By Sergio
Shadow and Act
Alas, it’s the end of an era.
Oprah Winfrey announced this week that Harpo Studios location in Chicago’s Near West Side will shut down at the end of the year and move to Los Angeles with the rest of Winfrey’s
OWN network. OWN programming currently being produced at the Chicago studio will end this week.
Winfrey issued a statement saying, “[Chicago has] been everything for me. I’ve spent more hours in this building than I have any other building on Earth. We were here when there was nothing but hoes and rats on the street, and now it’s one of the hottest neighborhoods.” (And she’s not lying. 20 years ago, you could have given away that area of town. Now you can’t afford to live there, unless you’re Warren Buffett.)
But the business has changed and she had to move with it, Winfrey said.
”The time had come to downsize this part of the business and to move forward,” she said. “It will be sad to say goodbye, but I look ahead with such a knowing that what the future holds is even more than I can see.”
The clock had been ticking on the studio’s demise, which Winfrey opened nearly 30 years ago in 1986, when the Chicago-based real estate developer, Sterling Bay Cos., bought the four-building, 170,000 square foot studio in 2014, paying $30.5 million, in a deal for five different land transactions.
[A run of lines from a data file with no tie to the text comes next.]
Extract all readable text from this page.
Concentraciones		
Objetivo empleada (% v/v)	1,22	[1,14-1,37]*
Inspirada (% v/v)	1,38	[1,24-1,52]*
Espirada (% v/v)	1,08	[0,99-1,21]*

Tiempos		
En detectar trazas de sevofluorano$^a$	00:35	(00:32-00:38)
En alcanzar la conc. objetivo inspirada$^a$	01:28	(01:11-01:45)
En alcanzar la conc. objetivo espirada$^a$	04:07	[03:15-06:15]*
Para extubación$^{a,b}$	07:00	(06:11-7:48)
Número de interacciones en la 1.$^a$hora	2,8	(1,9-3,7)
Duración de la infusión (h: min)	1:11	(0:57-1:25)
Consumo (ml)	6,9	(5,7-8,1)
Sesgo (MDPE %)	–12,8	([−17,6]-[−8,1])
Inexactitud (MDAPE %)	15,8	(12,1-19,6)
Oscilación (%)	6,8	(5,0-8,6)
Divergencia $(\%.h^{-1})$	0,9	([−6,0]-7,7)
But did Winfrey do the right thing?
The physical studio gave her tremendous power and status in the business. How many people in the industry can claim that they own their own studio production facility, outside of Tyler Perry? But, as she said, the business has changed, and certainly, it was becoming nothing but a huge expense, producing little, while costing her a lot. Likely the same thing is happening to Perry right now.
Perhaps studios are increasingly becoming relics of the past, and it was smart of her to unload it, to keep ahead of the rapidly changing nature of the media business.